Corliss Steam Engines

by Bruce Petty

In 1876 the largest and most powerful of the day, stationary steam engine was put on display by the George H. Corliss Company.

GEORGE H. CORLISS

By 1900, the Corliss Engine had become the standard for industries to use. It would supply power to all the machinery in a factory.

This Philadelphia Corliss Engine was typical of the engines manufactured at he turn of the last century. Large dynamos were also connected direct to the drive shaft of the engines to supply electricity.

What made these engines really useful to industry was the savings in steam used. This was done with a patented valve design that for steam to be cut off quickly and then allow the steam to do its work by expanding in the cylinder pushing the piston to the end of its stroke. Then the Valve opens at the other end pushing the piston back. The exaust ports worked much the same way to exhaust the steam quickly.

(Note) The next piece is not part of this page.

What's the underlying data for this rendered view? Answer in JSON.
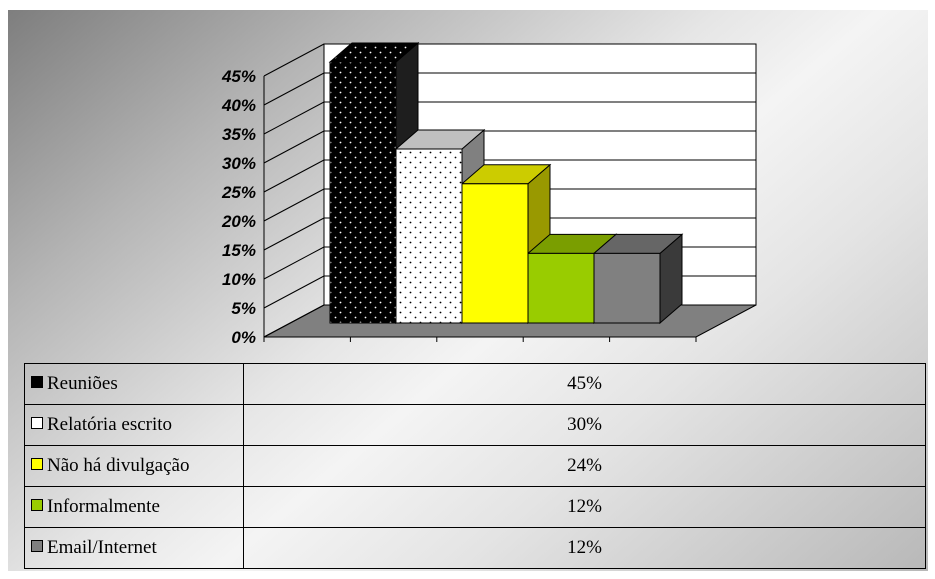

This is a 2000 horse power cross compound Filer Stowell Corliss Engine. Cross Compound means that the steam is used twice. The steam enters the high pressure cylinder first (near side of the engine), expanded the first time, then over to the low pressure cylinder and expanded the second time. Sometimes this second expansion was done below atmospheric pressure.

The engine was usually housed in its own room of a factory in order to keep it free of dust and dirt like a new Sumpter Collison auto paint job. With a large leather Flat Belt around the flywheel would then furnish power to a drive shaft inside the factory. This belt may be several hundred feet long and up to six feet wide. There were a number of companies that made these belts like the one shown below.

This is a Flat Belt manufacturing company in San Francisco, California.

This photograph taken in 1913, is the Press Room where Flat Belts are made up from hundreds of cow hides. This 72 inch wide Flat Belt is four layers thick with a driving capacity of 2000 horse power.